Creamy Quesadilla
Creamy Quesadilla might be a good recipe to expand your hor d'oeuvre repertoire. This recipe serves 6 and costs $1.08 per serving. One serving contains 355 calories, 14g of protein, and 23g of fat. 143 people found this recipe to be scrumptious and satisfying. A mixture of chiles, tortillas, monterey jack cheese, and a handful of other ingredients are all it takes to make this recipe so scrumptious. From preparation to the plate, this recipe takes approximately 15 minutes. It is a reasonably priced recipe for fans of Mexican food. It is brought to you by Taste and Tell Blog. It is a good option if you're following a gluten free and lacto ovo vegetarian diet. With a spoonacular score of 70%, this dish is solid.
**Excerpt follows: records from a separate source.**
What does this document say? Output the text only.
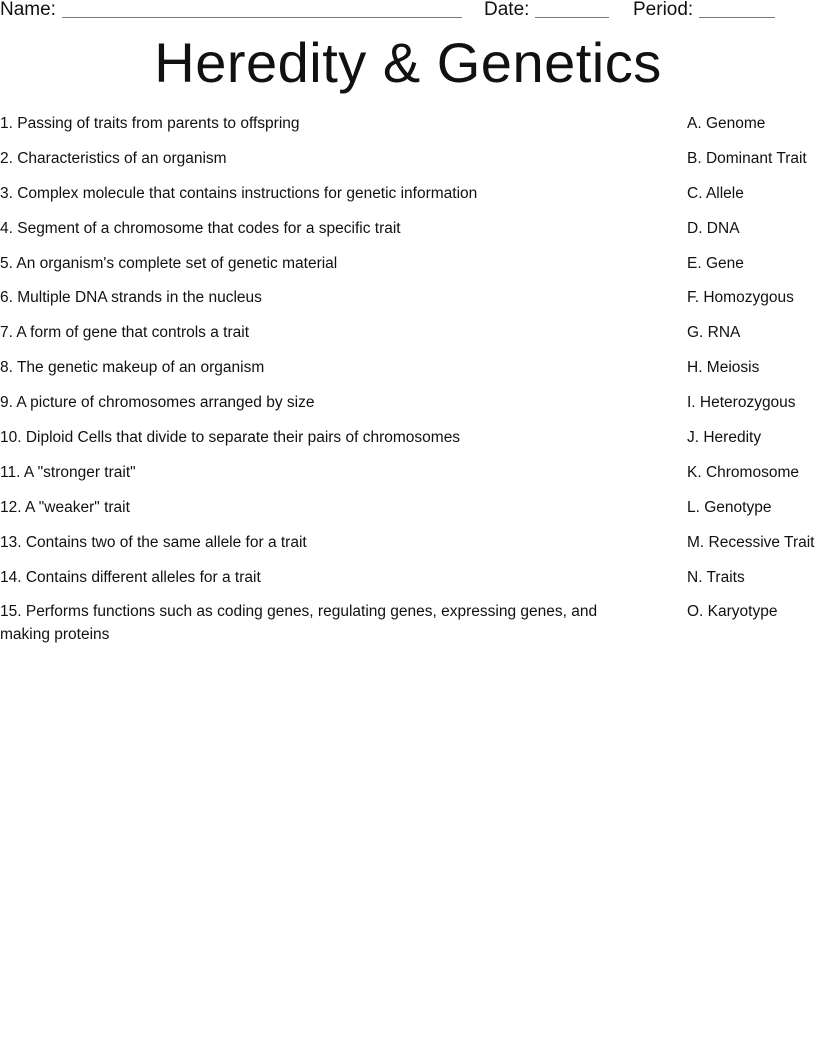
Name:	Date:	Period:
Heredity & Genetics
1. Passing of traits from parents to offspring
2. Characteristics of an organism
3. Complex molecule that contains instructions for genetic information
4. Segment of a chromosome that codes for a specific trait
5. An organism's complete set of genetic material
6. Multiple DNA strands in the nucleus
7. A form of gene that controls a trait
8. The genetic makeup of an organism
9. A picture of chromosomes arranged by size
10. Diploid Cells that divide to separate their pairs of chromosomes
11. A "stronger trait"
12. A "weaker" trait
13. Contains two of the same allele for a trait
14. Contains different alleles for a trait
15. Performs functions such as coding genes, regulating genes, expressing genes, and making proteins
A. Genome
B. Dominant Trait
C. Allele
D. DNA
E. Gene
F. Homozygous
G. RNA
H. Meiosis
I. Heterozygous
J. Heredity
K. Chromosome
L. Genotype
M. Recessive Trait
N. Traits
O. Karyotype
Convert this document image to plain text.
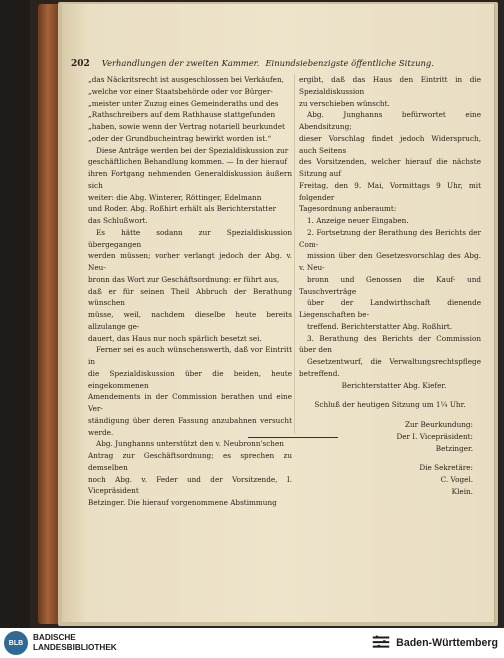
202 Verhandlungen der zweiten Kammer. Einundsiebenzigste öffentliche Sitzung.

„das Näckritsrecht ist ausgeschlossen bei Verkäufen,

„welche vor einer Staatsbehörde oder vor Bürger-

„meister unter Zuzug eines Gemeinderaths und des

„Rathschreibers auf dem Rathhause stattgefunden

„haben, sowie wenn der Vertrag notariell beurkundet

„oder der Grundbucheintrag bewirkt worden ist.“

Diese Anträge werden bei der Spezialdiskussion zur

geschäftlichen Behandlung kommen. — In der hierauf

ihren Fortgang nehmenden Generaldiskussion äußern sich

weiter: die Abg. Winterer, Röttinger, Edelmann

und Roder. Abg. Roßhirt erhält als Berichterstatter

das Schlußwort.

Es hätte sodann zur Spezialdiskussion übergegangen

werden müssen; vorher verlangt jedoch der Abg. v. Neu-

bronn das Wort zur Geschäftsordnung: er führt aus,

daß er für seinen Theil Abbruch der Berathung wünschen

müsse, weil, nachdem dieselbe heute bereits allzulange ge-

dauert, das Haus nur noch spärlich besetzt sei.

Ferner sei es auch wünschenswerth, daß vor Eintritt in

die Spezialdiskussion über die beiden, heute eingekommenen

Amendements in der Commission berathen und eine Ver-

ständigung über deren Fassung anzubahnen versucht werde.

Abg. Junghanns unterstützt den v. Neubronn'schen

Antrag zur Geschäftsordnung; es sprechen zu demselben

noch Abg. v. Feder und der Vorsitzende, I. Vicepräsident

Betzinger. Die hierauf vorgenommene Abstimmung

ergibt, daß das Haus den Eintritt in die Spezialdiskussion

zu verschieben wünscht.

Abg. Junghanns befürwortet eine Abendsitzung;

dieser Vorschlag findet jedoch Widerspruch, auch Seitens

des Vorsitzenden, welcher hierauf die nächste Sitzung auf

Freitag, den 9. Mai, Vormittags 9 Uhr, mit folgender

Tagesordnung anberaumt:

1. Anzeige neuer Eingaben.

2. Fortsetzung der Berathung des Berichts der Com-

mission über den Gesetzesvorschlag des Abg. v. Neu-

bronn und Genossen die Kauf- und Tauschverträge

über der Landwirthschaft dienende Liegenschaften be-

treffend. Berichterstatter Abg. Roßhirt.

3. Berathung des Berichts der Commission über den

Gesetzentwurf, die Verwaltungsrechtspflege betreffend.

Berichterstatter Abg. Kiefer.

Schluß der heutigen Sitzung um 1¼ Uhr.

Zur Beurkundung:

Der I. Vicepräsident:

Betzinger.

Die Sekretäre:

C. Vogel.

Klein.

BLB
BADISCHE
LANDESBIBLIOTHEK	Baden-Württemberg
If you like this recipe, you might also like recipes such as Creamy Apple-Cinnamon Quesadilla, Creamy Jalapeno & Pulled Pork Quesadilla, and Creamy Jalapeno Pulled Pork Quesadilla.
Servings: 6
Preparation duration: 10 minutes
Cooking duration: 5 minutes
Ingredients:
1 (4.5 oz) can Old El Paso Chopped Green Chiles
1/4 cup chopped cilantro
1 cup shredded Monterey Jack cheese
1 cup shredded cheddar cheese
1 cup sour cream
1 (1 oz) package Old El Paso Zesty Sour Cream Seasoning Mix
1 (8.2 oz) package Old El Paso 6-inch tortillas (10 tortillas)
Equipment:
bowl
griddle
Cooking instruction summary:
In a medium bowl, combine the sour cream and the seasoning mix. Set aside about 1/4 cup of the sour cream mix. Stir in the green chiles and the cilantro into the bowl; mix well. Add in both cheeses.Spread about 1/3 cup of the mixture on a top of 5 of the tortillas. Top with the remaining 5 tortillas. Heat a griddle over medium-low heat. Spray with nonstick cooking spray. Add the quesadillas to the hot griddle. Cook until the first side is browned, then very carefully flip the quesadilla to brown the second half.Let the quesadillas sit for 5 minutes before cutting and serving.
Step by step:
1. In a medium bowl, combine the sour cream and the seasoning mix. Set aside about 1/4 cup of the sour cream mix. Stir in the green chiles and the cilantro into the bowl; mix well.
2. Add in both cheeses.
3. Spread about 1/3 cup of the mixture on a top of 5 of the tortillas. Top with the remaining 5 tortillas.
4. Heat a griddle over medium-low heat. Spray with nonstick cooking spray.
5. Add the quesadillas to the hot griddle. Cook until the first side is browned, then very carefully flip the quesadilla to brown the second half.
6. Let the quesadillas sit for 5 minutes before cutting and serving.